Botnets aren’t solely a tool of cybercriminals. Similar connected networks of computers are actually quite useful, and have many practical business applications, such as managing chatrooms and performing repetitive tasks.
The problem of malicious botnets, however, is real, and very serious. Compromised home devices have already caused immense internet outages. Using millions of botnet-infected member devices, Dyn, a New Hampshire-based company that monitors and routes Internet traffic, was hit with a massive distributed denial of service (DDoS) attack in 2016, when a botnet flooded servers with millions of fake requests for information, knocking them offline and taking down a significant portion of the internet.
Industry experts predict if there is not an immediate and radical change to security of IoT devices, botnets could take down the entire internet in the future. Botnets also commit e-banking fraud and illegally mine cryptocurrencies such as Bitcoin.
How botnets work
The term botnet was coined from combining robot with network. A bot in this case is a device, such as a smart refrigerator connected to the internet through your home wireless router, that becomes infected by malware, which then becomes a soldier in a network army of infected devices controlled by a single attacker or attack group.
Botnet malware scans the internet for vulnerable devices. One area of potential weakness are devices and wireless routers that don’t have a secure password. Once enough devices are infected, botnets carry out automated tasks, such as diverting fraudulent traffic to certain fake web advertisements.
One smart refrigerator will not have enough bandwidth to cause much damage, but combine that with millions of devices from homes across a wide geographic area, and a cybercriminal has enough power to launch a major attack.
Preventing botnet attacks
Botnets are hard to detect, even on a computer, because they operate on a deeper level than most anti-malware software can detect. But there are a few things consumers can do to prevent a botnet invasion.
Protect your router
It is crucial for all home users to reset the factory password that came with their regular or Wi-Fi internet router. Default factory passwords are easily obtainable. Hackers can discover an unprotected router, or hack into one with a factory password, within a few hours of connecting to a network.

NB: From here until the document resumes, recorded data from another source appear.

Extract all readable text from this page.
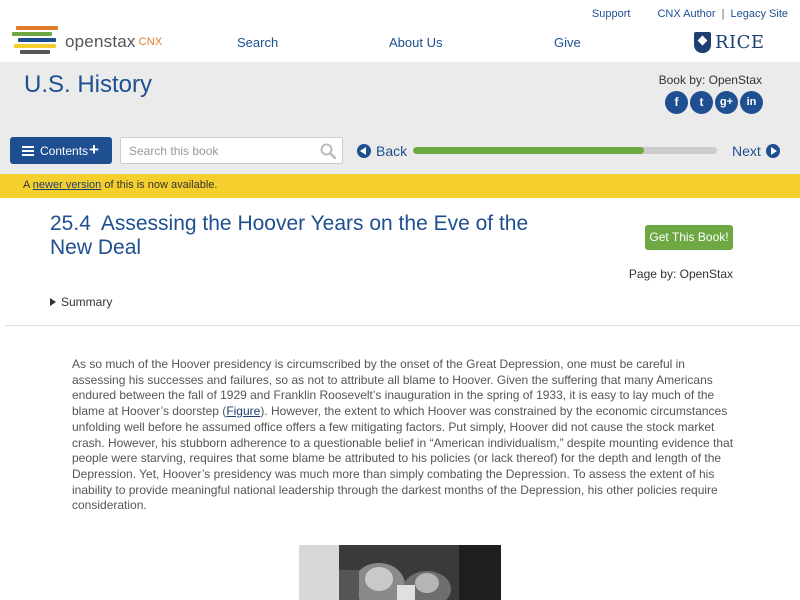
openstax CNX
Support CNX Author | Legacy Site
Search	About Us	Give	RICE
U.S. History	Book by: OpenStax
f	t	g+	in
Contents +
Search this book	Back	Next
A newer version of this is now available.
25.4 Assessing the Hoover Years on the Eve of the New Deal	Get This Book!
Page by: OpenStax
Summary

As so much of the Hoover presidency is circumscribed by the onset of the Great Depression, one must be careful in assessing his successes and failures, so as not to attribute all blame to Hoover. Given the suffering that many Americans endured between the fall of 1929 and Franklin Roosevelt’s inauguration in the spring of 1933, it is easy to lay much of the blame at Hoover’s doorstep (Figure). However, the extent to which Hoover was constrained by the economic circumstances unfolding well before he assumed office offers a few mitigating factors. Put simply, Hoover did not cause the stock market crash. However, his stubborn adherence to a questionable belief in “American individualism,” despite mounting evidence that people were starving, requires that some blame be attributed to his policies (or lack thereof) for the depth and length of the Depression. Yet, Hoover’s presidency was much more than simply combating the Depression. To assess the extent of his inability to provide meaningful national leadership through the darkest months of the Depression, his other policies require consideration.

If your router is older than five years, consider replacing it so that the security protocols stay up to date.
Create a strong Wi-Fi password with a unique combination of upper and lowercase letters, numbers and symbols. When setting up your network, use a strong form of Wi-Fi encryption such as WPA2.
Help your parents, grandparents and other seniors in your life with router passwords and setting up a secure home network. If it is not in your wheelhouse, a mobile computer service person can do this task for an affordable rate—just make sure they are licensed and bonded. You don’t want the neighbor kid having your crucial passwords.
Bluetooth wireless devices are relatively secure because they operate over a short range and are therefore not efficient to join an army of infected devices.
The only fail-proof protection from a vulnerable device is to not use it
Be suspicious of every device that connects to the internet. There are so many out there, to come up with a complete list would be impossible. Part of the issue is that creating stronger security is expensive, and often, device manufacturers are unwilling to add to their costs. Many IoT devices do not come password protected, or if they do, passwords are hardwired and users are not allowed to make changes.